第2章 再会
"付き合おか?"そう声をかけたのは間違いやったかもしれへん。まだ幼さが強いその顔は瞳を濡らし、頬には流れた跡が残っている。
泣いとるんは見られたないやろ、僕かて見られたない。泣いている自分に軽く話しかけられたら、惨めに感じてしまうだろう。よう兄貴が泣いた僕を見て嘲笑っとった。
「…すまん」
訓練に明け暮れた日々、刀だけを握ってきた自分に泣いている女の子にかける言葉など、どんなに頭をフル回転させても探し出せるはずもない。
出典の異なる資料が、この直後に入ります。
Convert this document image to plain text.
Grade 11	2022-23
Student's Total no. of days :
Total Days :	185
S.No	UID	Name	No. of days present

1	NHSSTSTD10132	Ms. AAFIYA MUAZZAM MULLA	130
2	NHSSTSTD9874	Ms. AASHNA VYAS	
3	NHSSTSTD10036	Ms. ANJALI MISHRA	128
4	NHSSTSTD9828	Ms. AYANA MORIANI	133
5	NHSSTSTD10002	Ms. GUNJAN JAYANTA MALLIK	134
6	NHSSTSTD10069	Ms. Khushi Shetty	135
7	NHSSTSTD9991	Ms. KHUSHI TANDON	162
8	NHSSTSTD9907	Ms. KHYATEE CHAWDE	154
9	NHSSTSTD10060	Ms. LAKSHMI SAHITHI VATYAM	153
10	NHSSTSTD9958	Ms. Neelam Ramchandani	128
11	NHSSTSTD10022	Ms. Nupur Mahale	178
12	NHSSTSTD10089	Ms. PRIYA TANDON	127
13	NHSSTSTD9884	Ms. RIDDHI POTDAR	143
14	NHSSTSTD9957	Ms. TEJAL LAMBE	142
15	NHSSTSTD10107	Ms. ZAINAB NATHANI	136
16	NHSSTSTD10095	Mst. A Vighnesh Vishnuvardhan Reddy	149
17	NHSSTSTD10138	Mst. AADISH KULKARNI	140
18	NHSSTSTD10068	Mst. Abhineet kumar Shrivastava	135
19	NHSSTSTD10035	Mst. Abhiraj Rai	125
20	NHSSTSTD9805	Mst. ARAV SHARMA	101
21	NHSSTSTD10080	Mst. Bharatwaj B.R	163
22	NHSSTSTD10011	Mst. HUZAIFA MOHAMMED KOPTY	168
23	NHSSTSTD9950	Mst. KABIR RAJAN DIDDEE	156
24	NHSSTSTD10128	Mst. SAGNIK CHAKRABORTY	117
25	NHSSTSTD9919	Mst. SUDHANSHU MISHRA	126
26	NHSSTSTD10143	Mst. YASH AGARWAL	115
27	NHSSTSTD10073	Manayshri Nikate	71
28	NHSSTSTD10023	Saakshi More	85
トレーニングルームを後にしようとしたが、弱々しく隊服の裾を引っ張られる感覚がし、軽く肩を震わせながらすぐ立ち止まる。僕におって欲しいのだろう、寂しいのかもしれへん。
何かあったんやろか…そう思い振り返ると、俯いたままで表情は見えない。けど、僕の裾を掴む小さな手が行かないでと震えていた。
真っ直ぐ向き合う形になるように身体を動かすと手は離れ、ぎゅっと拳を握りながら肩を震わせ、耐えているように見えるその姿からは、無情にも冷たい雫が零れていく。
きっと…その涙は温かいものやない。それだけはわかった。誰にも拭われることなく床でパチンッと弾けた涙が寂しそうだった。その涙の温度が床から伝わってくるようで、僕まで震えてしまいそう。
慰め方なんて知らへん、だが、このまま去ってしまうのはあまりにも冷たい男だろう。そっと頭を撫で柔らかく肌触りのいい髪の流れを辿り、ほんの少し濡れた冷たい毛先を柔らかく掴む。髪から手を離し、下から掬うように頬を撫でてから抱き寄せ、自身の腕の中に閉じ込めた。
「すまん、嫌やったら言うてや…」
彼女の涙で濡れた手が冷たいと震える。
幼いと言っても、僕よりも少し歳下なだけだろう。泣いている女の子を抱き締めるなんて…僕にはよくわからへん。間違っていないだろうかと自問自答を繰り返しながら、ただ、震える女の子を抱き締めた。
「……保科さん、ごめんなさい…」
「…その声……話聞こか?なんも知らん男なら話せるやろ?」
打ち合わせでここに来た時、僕に声をかけてくれた子の声だ。僕を"すごい"と"かっこいい"と言ってくれた、温かい声。その声が今、震えとる。僕はあの声を聞きたい。心を踊らせ弾むようなコロコロとした可愛らしいあの声。